This article by New York Times Columnist Paul Krugman makes a case for why one of the government’s biggest blunders during the Bush Adminstration might be that it allowed the country to fall behind in the race for internet connectivity by letting telecommunications companies run rampant.
Of course, congress and federal regulators played their part, too.
The article (which requires TimesSelect registration, unfortunately, making it non-blogger friendly) essentially argues that after the United States led the way in getting its citizens on the internet throughout the Clinton years of the 1990s, the Bush administration slept at the wheel as telecoms infiltrated key decision makers in our government. In addition, though the Bush administration’s philosophy of less government interference in business is generally a good one (I think that; can’t speak for Krugman), it missed the mark with telecoms because they are a unique case. In actuality, as countries like France and Japan have been able to show, when it comes to telecommunications, more regulation – not less – can spawn true competition.

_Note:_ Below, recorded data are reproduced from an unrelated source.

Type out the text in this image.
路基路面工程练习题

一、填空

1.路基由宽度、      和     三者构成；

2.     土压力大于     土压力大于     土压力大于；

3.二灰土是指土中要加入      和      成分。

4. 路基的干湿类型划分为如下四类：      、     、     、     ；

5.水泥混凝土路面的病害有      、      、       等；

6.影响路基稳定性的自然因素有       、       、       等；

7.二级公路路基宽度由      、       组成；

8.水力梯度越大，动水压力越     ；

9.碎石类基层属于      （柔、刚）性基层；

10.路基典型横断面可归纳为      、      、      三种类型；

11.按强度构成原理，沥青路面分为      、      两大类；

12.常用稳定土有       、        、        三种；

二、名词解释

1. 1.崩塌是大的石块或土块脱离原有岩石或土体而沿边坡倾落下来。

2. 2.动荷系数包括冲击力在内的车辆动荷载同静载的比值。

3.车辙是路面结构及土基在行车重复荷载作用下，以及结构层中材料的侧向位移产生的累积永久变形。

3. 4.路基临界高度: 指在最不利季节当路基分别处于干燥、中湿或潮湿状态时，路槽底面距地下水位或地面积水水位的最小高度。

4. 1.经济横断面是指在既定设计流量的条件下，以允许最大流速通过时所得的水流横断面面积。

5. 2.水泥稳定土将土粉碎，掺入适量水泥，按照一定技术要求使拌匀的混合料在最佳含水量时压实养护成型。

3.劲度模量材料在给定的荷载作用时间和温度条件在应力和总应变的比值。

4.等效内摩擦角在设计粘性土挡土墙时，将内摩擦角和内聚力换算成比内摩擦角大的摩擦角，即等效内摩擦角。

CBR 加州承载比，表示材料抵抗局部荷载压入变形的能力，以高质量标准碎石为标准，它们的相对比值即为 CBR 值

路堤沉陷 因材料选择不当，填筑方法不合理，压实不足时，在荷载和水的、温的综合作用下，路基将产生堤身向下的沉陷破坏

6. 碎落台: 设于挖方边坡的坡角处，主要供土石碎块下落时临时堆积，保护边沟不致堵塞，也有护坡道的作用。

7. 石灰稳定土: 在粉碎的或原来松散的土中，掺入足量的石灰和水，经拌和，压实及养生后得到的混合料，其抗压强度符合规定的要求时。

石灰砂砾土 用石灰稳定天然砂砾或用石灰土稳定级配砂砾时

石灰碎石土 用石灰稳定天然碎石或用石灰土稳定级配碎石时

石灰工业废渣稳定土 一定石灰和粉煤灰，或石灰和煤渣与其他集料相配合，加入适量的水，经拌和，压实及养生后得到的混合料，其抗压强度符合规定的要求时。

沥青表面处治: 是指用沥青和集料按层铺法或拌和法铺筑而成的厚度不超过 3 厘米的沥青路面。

Some key excerpts from Krugman:
“You see, the world may look flat once you’re in cyberspace – but to get there you need to go through a narrow passageway, down your phone line or down your TV cable. And if the companies controlling these passageways can behave like the robber barons of yore, levying whatever tolls they like on those who pass by, commerce suffers.
America’s Internet flourished in the dial-up era because federal regulators didn’t let that happen – they forced local phone companies to act as common carriers, allowing competing service providers to use their lines. Clinton administration officials tried to ensure that this open competition would continue – but the telecommunications giants sabotaged their efforts, while The Wall Street Journal’s editorial page ridiculed them as people with the minds of French bureaucrats.

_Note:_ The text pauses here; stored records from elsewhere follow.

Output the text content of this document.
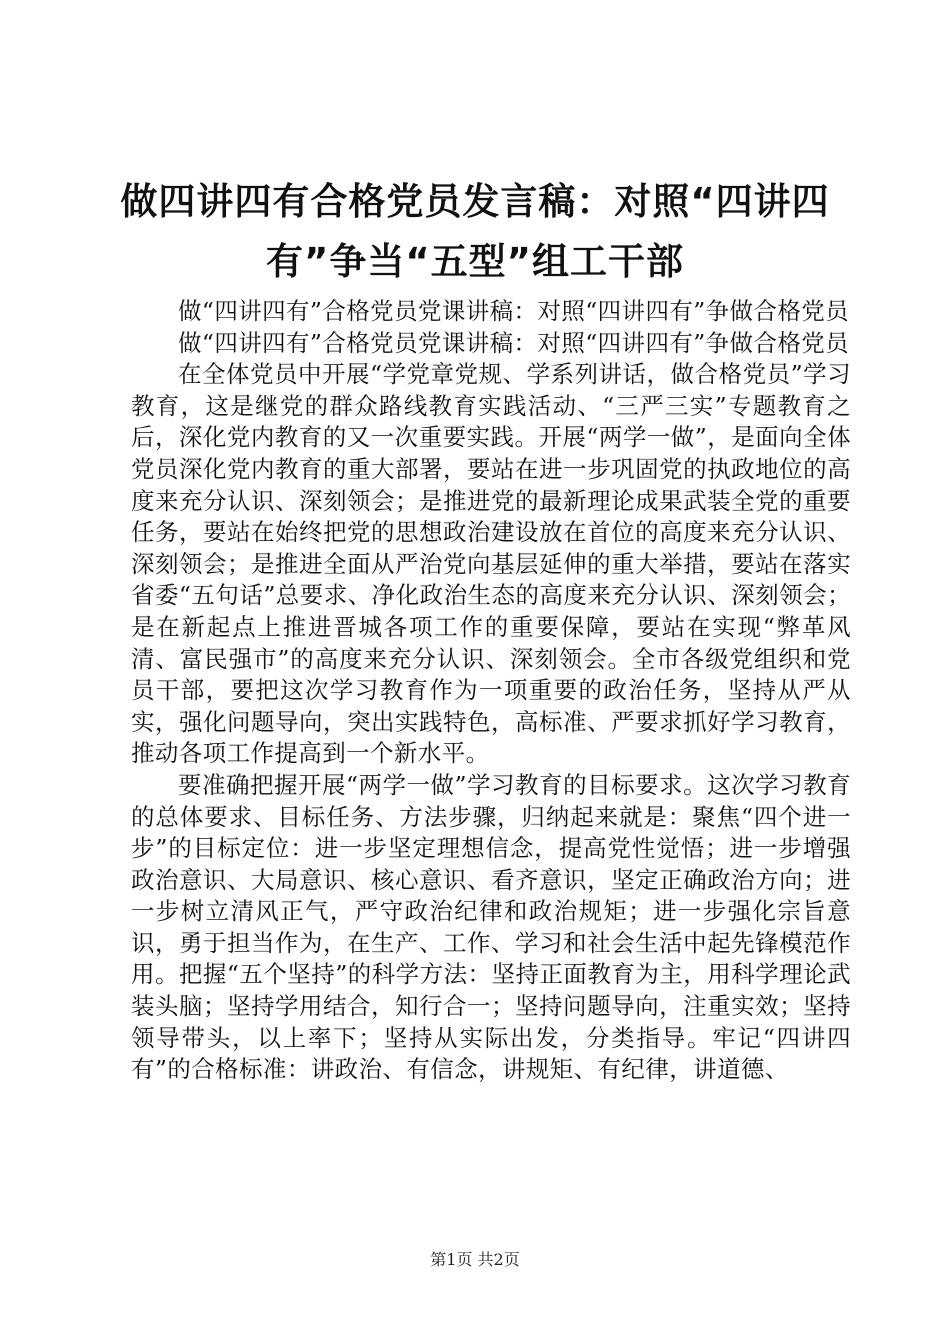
做四讲四有合格党员发言稿：对照“四讲四
有”争当“五型”组工干部

做“四讲四有”合格党员党课讲稿：对照“四讲四有”争做合格党员

做“四讲四有”合格党员党课讲稿：对照“四讲四有”争做合格党员

在全体党员中开展“学党章党规、学系列讲话，做合格党员”学习教育，这是继党的群众路线教育实践活动、“三严三实”专题教育之后，深化党内教育的又一次重要实践。开展“两学一做”，是面向全体党员深化党内教育的重大部署，要站在进一步巩固党的执政地位的高度来充分认识、深刻领会；是推进党的最新理论成果武装全党的重要任务，要站在始终把党的思想政治建设放在首位的高度来充分认识、深刻领会；是推进全面从严治党向基层延伸的重大举措，要站在落实省委“五句话”总要求、净化政治生态的高度来充分认识、深刻领会；是在新起点上推进晋城各项工作的重要保障，要站在实现“弊革风清、富民强市”的高度来充分认识、深刻领会。全市各级党组织和党员干部，要把这次学习教育作为一项重要的政治任务，坚持从严从实，强化问题导向，突出实践特色，高标准、严要求抓好学习教育，推动各项工作提高到一个新水平。

要准确把握开展“两学一做”学习教育的目标要求。这次学习教育的总体要求、目标任务、方法步骤，归纳起来就是：聚焦“四个进一步”的目标定位：进一步坚定理想信念，提高党性觉悟；进一步增强政治意识、大局意识、核心意识、看齐意识，坚定正确政治方向；进一步树立清风正气，严守政治纪律和政治规矩；进一步强化宗旨意识，勇于担当作为，在生产、工作、学习和社会生活中起先锋模范作用。把握“五个坚持”的科学方法：坚持正面教育为主，用科学理论武装头脑；坚持学用结合，知行合一；坚持问题导向，注重实效；坚持领导带头，以上率下；坚持从实际出发，分类指导。牢记“四讲四有”的合格标准：讲政治、有信念，讲规矩、有纪律，讲道德、

第1页 共2页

And when the Bush administration put Michael Powell in charge of the FCC, the digital robber barons were basically set free to do whatever they liked. As a result, there’s little competition in U.S. broadband – if you’re lucky, you have a choice between the services offered by the local cable monopoly and the local phone monopoly. The price is high and the service is poor, but there’s nowhere else to go.”

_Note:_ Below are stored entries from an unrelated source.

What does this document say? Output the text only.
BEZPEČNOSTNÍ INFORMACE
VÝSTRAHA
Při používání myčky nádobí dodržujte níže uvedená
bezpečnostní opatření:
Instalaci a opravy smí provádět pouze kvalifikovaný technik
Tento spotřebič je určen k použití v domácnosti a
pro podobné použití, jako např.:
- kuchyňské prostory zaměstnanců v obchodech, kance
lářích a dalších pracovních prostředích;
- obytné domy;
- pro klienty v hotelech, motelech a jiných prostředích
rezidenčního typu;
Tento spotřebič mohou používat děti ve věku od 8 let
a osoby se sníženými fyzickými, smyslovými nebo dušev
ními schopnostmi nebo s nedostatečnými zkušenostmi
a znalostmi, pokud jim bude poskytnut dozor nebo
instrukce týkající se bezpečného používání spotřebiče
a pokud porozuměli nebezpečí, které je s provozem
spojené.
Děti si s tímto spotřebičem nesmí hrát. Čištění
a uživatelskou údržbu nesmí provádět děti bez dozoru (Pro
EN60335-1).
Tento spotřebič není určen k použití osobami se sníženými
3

As this Slashdot post pointed out, this argument is by no means new but it’s significant in that it made its way into the Times (and, thus, was viewed by a more mainstream audience). The argument also seems very relevant as we gear up for Google and other internet companies to butt heads (and pocketbooks) with the telecoms over things like Net Neutrality and other internet issues.
Just last week, Google promised it would commit $4.6 billion for the 700 MHz spectrum auction if the FCC meets its criteria for how the winner would behave, which drew a belligerent response from telecoms who were enraged anyone would disturb business as usual.
Here are couple other pieces of reading that came to mind over this issue of America falling behind.
This Foreign Affairs article from 2005 still makes it into blogs frequently as it talks about how Japan has positioned its economy to grow as a result of internet connectivity — and it did so by spurring competition through regulation between “mom and pop” telecoms.
This Businessweek article showed how France did it.
This piece, one of my favorites CIO has ever done, focuses less on the telecom issue and instead looks into how China’s adoption of IPv6 shows how they have an edge on the United States for the future.
The question of “are we falling behind?” seems to be over at this point. It’s certainly not too late for our government or this adminstration to change its course. The question is, will they?